1 Is the WTO just too big and cumbersome to work?
Yes. The WTO has 146 members, rising to 148 when Nepal and Cambodia take their seats in a month. Decisions are taken by unanimity, which means that any deal can be voted down by just one state.
The WTO faces a classic dilemma of trying to balance efficiency with democracy. Smaller countries fear (with good reason) that leaving the real decision-making to a core group leaves them out in the cold. But giving everybody a say makes for institutional paralysis. That is why Pascal Lamy, Europe's trade commissioner, calls the WTO a medieval organisation.
2 What difference has the new coalition of developing countries made to the WTO?
It's hard to exaggerate the importance of the new G21 coalition that formed around Brazil, China and India. For the first time in any international organisation, the developing world managed to unite around a common position and that allowed it finally to punch its weight against the US and the EU.
Attempts by Brussels and Washington to prise the coalition apart came to nothing. The west's trade ministers were surprised by the negotiating skill of the G21 and by the ease with which it dominated the news agenda. The WTO is no longer a bipolar institution.
3 What have developing countries gained from Cancun?
In the short term, nothing.
Some developing countries, particularly smaller, poorer WTO members, were angry when the talks collapsed, arguing that a deal advantageous to them was available. The breakdown in Cancun is by no means cost free.
In the longer term, however, the developing world may come to see Cancun as a defining moment. Cancun was intended to be a staging post in the round of trade talks launched in Doha two years ago, not its climax.

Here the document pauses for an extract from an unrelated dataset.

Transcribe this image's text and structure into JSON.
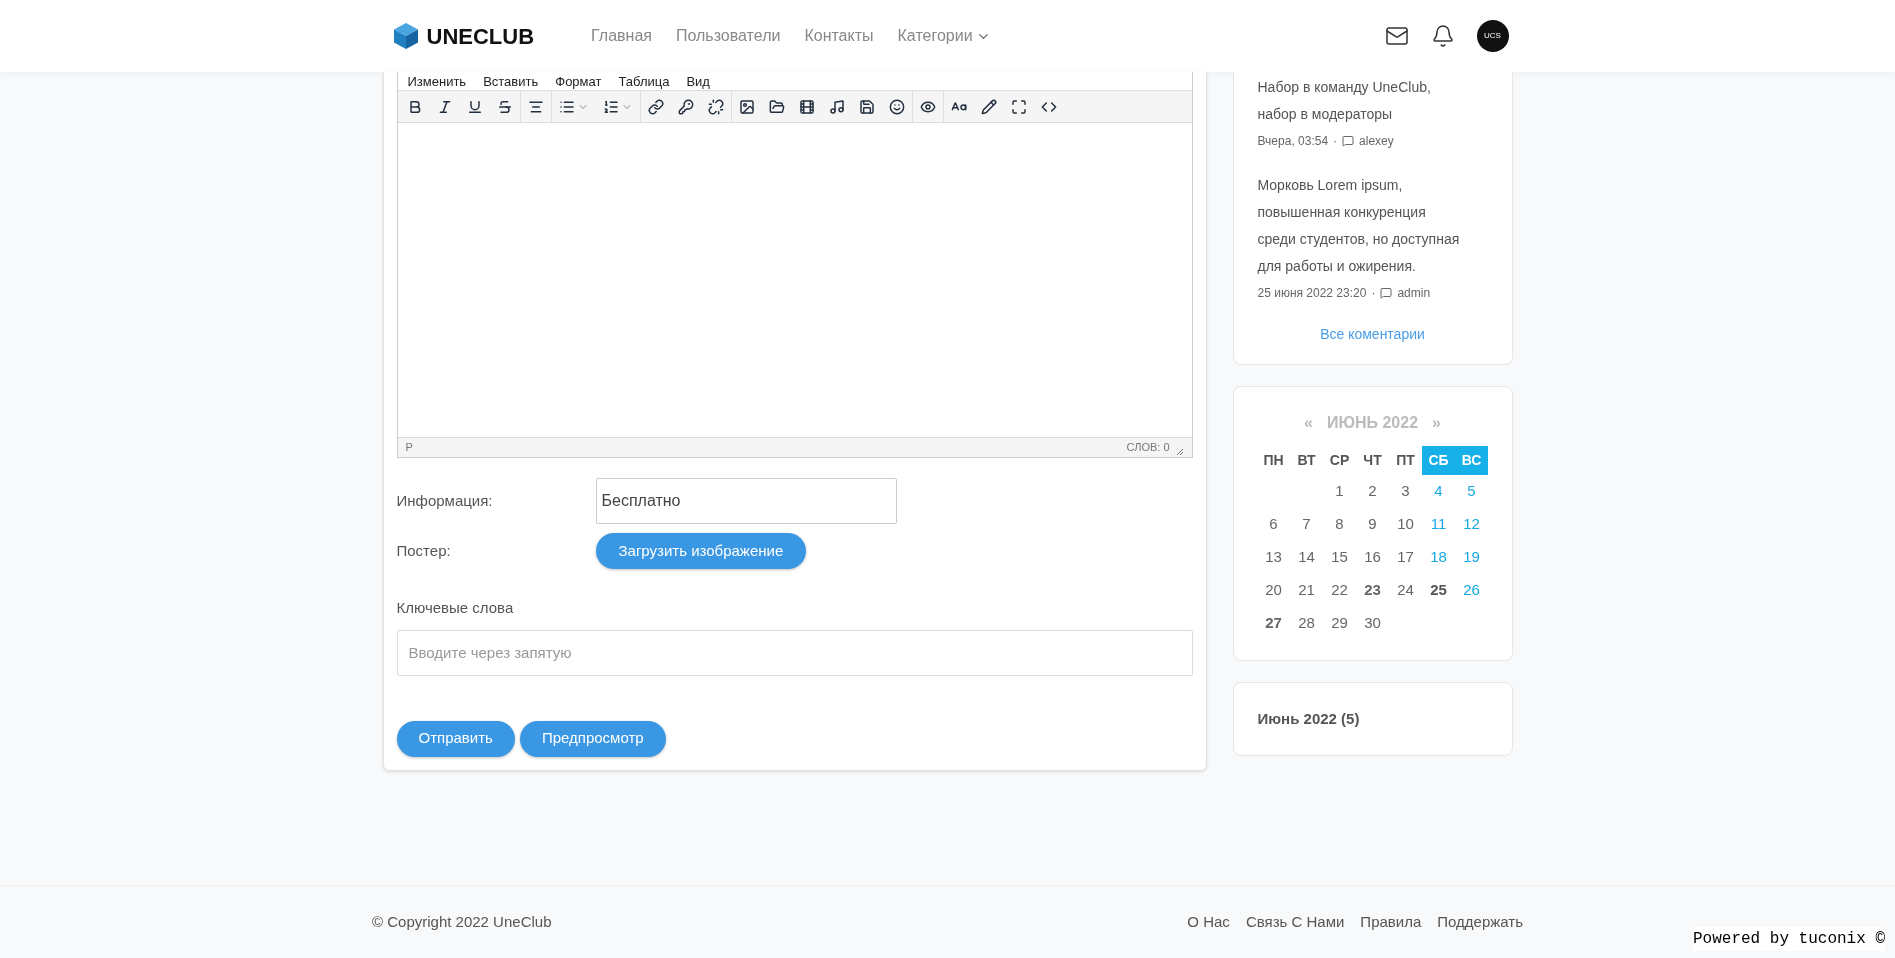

The negotiations of the past week have been about the scope, range and ambition of the rest of the round. Developing countries believe that a show of strength now will allow them to win bigger concessions when the talks eventually resume. Provided the G21 sticks together, they could be right.
4 Was Europe to blame for the failure of Cancun?
No, or at least not exclusively to blame. The European Union had a weak bargaining position ahead of Cancun. It stood to lose most in one area of talks - agriculture - and it wanted most in the area where hostility among developing countries was most vociferous: enlarging trade agreements into the four new areas of investment, competition, rules governing trade, and government procurement policies. Mr Lamy sought to use his demands on the so-called "new issues" to limit the losses to Europe's farmers.
By the time he made concessions on his demands on Sunday, it was too late.
The US, for its part, missed an opportunity to provide the talks with a symbolic - and economically beneficial - gesture to four of west Africa's poorest nations when it gave only lukewarm support to a proposed deal on cotton exports.
Signs that the west was ready to respond to the needs of poor cotton farmers in Mali, Benin, Burkina Faso and Niger could have broken the logjam.
Ultimately, Cancun failed because the agenda was too big, the countries were too far apart and the system could not take the strain.
5 What will happen now that the Cancun round has collapsed?
The WTO will spend the next three months assessing the fallout from Cancun. Though the meeting has failed, the round will continue, albeit at a slower pace.
The WTO will be forced to look at its own structure to see whether reforms can prevent another Cancun-style failure. There may also be demands for a slimmer agenda. The outcome will depend on the willingness of Washington to engage in a multilateral process and the ability of the G21 to stick together.